František Procházka’s quintessentially roguish anti-hero Kašpar Rucký is emblematic of a personality who, it appears, recognizes no cultural, ethnic, nor national divides. Though his circumstances are unique, Mr Rucký is an anti-establishment figure, an opportunist, even a philanderer, whose multi-faceted persona is mirrored by the figures of Till Eulenspiegel, the Good Soldier Schweik, and by the fanciful self-aggrandizement of Háry János, not to mention Janácek’s own Mr Broucek who, we are told, undertakes an excursion to the moon, with a little help from the poet and author—Procházka again—who compiled the libretto of the opera. Specific details, of time, place and personage matter little; Kašpar Rucký was favoured at the Imperial table, and knew the mystery of the philosopher’s stone. As a voyeur, he was incorrigible, standing at keyholes and lifting the curtains even on the Emperor’s private chamber—like Strauss’s Till, Mr Rucký reaps his just reward when hanged for his misdemeanours! But like Strauss’s mischievous but eternally lovable villain, his soul, it seems, is immortal. Janácek’s setting of Kašpar Rucký
, for female voices with soprano solo, was written in 1916 and published in 1925.

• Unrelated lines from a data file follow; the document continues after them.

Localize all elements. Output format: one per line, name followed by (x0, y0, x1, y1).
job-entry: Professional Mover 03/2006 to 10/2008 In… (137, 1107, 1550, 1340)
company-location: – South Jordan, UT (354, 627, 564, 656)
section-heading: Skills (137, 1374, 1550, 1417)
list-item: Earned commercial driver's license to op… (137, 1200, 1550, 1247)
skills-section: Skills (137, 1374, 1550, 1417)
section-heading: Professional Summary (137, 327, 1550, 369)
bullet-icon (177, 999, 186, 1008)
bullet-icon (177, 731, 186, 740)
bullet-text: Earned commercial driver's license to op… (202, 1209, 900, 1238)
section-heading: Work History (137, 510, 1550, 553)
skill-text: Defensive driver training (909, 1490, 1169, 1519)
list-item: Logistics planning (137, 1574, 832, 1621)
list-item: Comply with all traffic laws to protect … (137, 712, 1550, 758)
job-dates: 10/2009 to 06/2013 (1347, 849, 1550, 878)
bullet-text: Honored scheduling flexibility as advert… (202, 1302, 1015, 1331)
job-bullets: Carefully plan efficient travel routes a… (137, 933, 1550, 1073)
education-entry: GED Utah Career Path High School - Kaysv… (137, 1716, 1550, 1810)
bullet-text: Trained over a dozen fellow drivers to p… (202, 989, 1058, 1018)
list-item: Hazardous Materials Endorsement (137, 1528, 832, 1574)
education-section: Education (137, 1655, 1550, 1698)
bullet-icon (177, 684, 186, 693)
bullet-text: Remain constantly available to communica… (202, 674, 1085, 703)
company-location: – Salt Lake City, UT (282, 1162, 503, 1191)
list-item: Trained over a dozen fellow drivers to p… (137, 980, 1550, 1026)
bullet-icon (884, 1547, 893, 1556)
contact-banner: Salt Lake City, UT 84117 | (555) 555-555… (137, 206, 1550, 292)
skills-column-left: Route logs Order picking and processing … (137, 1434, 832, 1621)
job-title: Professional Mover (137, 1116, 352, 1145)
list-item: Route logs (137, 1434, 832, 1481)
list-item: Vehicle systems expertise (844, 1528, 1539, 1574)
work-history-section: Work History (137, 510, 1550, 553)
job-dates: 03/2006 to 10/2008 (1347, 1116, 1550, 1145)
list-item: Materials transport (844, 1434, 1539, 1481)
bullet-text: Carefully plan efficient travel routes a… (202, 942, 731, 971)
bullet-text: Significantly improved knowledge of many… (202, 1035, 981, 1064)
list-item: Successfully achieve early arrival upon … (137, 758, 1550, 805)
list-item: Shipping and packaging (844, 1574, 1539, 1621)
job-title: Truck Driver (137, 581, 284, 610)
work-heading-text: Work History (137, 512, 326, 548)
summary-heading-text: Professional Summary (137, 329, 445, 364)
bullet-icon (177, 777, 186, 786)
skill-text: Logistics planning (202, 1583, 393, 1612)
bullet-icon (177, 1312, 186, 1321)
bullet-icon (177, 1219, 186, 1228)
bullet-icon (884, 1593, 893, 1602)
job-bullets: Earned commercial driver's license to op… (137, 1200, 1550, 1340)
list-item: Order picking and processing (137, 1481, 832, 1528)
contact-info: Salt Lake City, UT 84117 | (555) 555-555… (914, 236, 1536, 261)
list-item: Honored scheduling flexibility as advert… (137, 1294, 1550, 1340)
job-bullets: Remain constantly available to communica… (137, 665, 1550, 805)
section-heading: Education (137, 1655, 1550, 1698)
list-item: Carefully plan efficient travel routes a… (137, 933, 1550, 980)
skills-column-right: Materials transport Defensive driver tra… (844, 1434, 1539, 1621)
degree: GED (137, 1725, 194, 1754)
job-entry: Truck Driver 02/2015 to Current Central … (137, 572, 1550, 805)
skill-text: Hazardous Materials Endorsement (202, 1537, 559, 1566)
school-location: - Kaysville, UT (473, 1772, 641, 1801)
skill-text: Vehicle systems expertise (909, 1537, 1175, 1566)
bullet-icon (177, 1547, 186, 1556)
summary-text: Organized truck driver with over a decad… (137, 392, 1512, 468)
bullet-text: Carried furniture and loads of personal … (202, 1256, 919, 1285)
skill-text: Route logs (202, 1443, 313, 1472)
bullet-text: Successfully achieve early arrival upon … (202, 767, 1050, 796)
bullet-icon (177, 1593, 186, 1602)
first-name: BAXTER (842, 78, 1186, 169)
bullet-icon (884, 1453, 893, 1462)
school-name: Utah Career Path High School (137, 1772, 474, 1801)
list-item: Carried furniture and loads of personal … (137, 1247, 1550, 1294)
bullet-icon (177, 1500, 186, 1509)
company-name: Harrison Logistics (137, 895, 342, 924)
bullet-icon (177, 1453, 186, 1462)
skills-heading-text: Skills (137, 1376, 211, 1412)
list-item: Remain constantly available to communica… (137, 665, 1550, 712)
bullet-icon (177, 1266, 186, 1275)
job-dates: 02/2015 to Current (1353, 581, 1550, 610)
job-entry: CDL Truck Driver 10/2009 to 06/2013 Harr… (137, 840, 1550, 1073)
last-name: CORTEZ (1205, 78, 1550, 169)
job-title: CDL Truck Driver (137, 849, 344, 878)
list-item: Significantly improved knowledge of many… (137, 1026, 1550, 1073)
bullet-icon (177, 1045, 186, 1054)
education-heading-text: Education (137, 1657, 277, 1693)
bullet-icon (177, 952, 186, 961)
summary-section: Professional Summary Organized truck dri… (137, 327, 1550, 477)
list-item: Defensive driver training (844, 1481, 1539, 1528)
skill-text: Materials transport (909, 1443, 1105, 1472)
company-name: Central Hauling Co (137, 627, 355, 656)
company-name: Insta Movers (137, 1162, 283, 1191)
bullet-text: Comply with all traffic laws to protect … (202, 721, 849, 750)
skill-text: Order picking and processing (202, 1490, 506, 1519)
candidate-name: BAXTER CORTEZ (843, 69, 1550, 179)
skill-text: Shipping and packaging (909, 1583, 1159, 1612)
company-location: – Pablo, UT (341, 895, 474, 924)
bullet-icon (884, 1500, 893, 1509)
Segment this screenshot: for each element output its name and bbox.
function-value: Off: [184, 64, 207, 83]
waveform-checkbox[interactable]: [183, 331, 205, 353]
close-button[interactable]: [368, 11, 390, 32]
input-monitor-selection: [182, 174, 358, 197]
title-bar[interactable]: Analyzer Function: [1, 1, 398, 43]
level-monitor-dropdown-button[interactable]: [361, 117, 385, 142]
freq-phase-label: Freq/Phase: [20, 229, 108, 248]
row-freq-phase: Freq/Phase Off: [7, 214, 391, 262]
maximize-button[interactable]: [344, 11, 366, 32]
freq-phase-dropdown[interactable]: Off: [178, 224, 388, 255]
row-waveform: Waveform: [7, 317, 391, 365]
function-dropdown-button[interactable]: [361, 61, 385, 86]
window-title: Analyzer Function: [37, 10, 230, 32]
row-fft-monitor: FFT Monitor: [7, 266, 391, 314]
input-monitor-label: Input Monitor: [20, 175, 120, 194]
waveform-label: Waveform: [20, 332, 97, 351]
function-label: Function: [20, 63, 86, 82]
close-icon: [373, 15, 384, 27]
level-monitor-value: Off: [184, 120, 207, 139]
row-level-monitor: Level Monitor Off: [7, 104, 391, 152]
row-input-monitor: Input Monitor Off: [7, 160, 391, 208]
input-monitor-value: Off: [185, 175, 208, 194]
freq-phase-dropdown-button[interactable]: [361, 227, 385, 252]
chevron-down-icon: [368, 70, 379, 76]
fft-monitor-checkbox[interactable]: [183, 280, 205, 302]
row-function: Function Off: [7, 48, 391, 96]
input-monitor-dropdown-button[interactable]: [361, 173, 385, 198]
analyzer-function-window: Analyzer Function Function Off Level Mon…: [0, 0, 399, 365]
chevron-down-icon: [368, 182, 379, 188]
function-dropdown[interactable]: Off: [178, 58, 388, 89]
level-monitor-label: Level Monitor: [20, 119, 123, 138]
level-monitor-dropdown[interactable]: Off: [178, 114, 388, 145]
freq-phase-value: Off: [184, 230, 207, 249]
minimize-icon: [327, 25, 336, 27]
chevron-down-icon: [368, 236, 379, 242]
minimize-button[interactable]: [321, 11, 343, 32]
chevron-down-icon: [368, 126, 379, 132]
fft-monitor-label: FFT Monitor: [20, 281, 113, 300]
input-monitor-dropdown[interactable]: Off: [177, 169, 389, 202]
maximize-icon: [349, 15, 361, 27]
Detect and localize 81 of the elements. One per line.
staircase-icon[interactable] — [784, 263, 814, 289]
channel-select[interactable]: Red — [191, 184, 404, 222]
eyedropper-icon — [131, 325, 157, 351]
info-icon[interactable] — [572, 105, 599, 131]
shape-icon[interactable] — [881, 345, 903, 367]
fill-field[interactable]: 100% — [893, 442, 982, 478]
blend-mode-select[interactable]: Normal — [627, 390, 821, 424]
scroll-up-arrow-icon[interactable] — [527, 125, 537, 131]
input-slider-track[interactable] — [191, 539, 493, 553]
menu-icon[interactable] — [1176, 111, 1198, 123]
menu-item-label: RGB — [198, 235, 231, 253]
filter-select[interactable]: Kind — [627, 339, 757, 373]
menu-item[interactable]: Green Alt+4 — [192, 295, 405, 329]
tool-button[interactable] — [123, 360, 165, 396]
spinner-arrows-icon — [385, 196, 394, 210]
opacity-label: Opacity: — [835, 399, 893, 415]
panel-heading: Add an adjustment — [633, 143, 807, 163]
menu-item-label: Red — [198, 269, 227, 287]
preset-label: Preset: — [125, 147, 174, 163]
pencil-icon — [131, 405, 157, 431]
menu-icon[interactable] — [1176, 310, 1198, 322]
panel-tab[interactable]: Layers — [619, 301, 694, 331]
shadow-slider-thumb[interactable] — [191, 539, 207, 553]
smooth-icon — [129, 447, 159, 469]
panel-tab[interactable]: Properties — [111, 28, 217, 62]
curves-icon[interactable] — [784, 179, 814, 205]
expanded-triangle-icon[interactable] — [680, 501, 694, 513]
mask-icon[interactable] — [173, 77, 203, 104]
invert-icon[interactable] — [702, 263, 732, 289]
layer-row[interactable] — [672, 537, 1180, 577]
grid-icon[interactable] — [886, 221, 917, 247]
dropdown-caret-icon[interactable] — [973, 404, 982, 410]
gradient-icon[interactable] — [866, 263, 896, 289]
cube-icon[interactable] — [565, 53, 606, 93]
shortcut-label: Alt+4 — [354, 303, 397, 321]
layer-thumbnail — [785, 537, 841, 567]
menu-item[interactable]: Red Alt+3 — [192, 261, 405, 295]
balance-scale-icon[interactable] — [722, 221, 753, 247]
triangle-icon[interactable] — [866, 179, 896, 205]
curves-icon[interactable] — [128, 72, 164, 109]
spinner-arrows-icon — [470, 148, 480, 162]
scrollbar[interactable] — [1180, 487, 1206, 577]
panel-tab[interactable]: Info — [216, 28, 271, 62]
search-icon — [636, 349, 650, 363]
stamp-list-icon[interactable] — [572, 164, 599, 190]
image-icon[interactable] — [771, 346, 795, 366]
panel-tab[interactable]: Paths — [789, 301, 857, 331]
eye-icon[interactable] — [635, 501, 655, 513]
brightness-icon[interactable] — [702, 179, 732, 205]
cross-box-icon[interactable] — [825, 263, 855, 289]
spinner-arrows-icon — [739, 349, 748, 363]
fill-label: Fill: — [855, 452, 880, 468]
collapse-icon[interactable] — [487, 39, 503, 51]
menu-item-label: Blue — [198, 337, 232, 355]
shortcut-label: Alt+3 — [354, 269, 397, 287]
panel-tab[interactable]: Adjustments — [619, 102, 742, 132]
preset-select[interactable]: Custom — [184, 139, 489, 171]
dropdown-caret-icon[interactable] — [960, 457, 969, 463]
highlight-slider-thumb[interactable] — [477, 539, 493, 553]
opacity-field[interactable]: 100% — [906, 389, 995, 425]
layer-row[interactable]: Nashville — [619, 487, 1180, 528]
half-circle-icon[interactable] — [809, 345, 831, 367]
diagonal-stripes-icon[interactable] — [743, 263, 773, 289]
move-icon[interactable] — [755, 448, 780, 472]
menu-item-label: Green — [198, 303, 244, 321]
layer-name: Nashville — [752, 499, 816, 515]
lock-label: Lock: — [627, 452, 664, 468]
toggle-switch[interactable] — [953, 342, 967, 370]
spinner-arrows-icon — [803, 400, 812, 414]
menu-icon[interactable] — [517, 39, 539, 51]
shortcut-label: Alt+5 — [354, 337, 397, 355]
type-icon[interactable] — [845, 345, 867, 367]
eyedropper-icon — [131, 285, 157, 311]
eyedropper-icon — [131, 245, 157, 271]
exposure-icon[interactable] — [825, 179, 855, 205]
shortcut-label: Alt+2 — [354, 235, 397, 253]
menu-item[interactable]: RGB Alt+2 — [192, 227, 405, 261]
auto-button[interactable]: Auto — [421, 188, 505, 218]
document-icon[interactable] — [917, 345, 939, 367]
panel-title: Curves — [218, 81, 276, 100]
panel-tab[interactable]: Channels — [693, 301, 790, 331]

Kašpar Rucký is but one of a significant group of choral works written following the dissolution in 1914 of the famous Moravian Teachers’ Male Chorus, founded in 1906 by Ferdinand Vach, who continued as its conductor until most of its members were conscripted into military service with the outbreak of the Great War. Vach was encouraged to maintain the choral tradition which under his leadership had become a major focus of Moravian musical culture, and resolved to re-form the chorus using exclusively female voices and with the same high degree of artistic idealism and the same pursuit of excellence as before.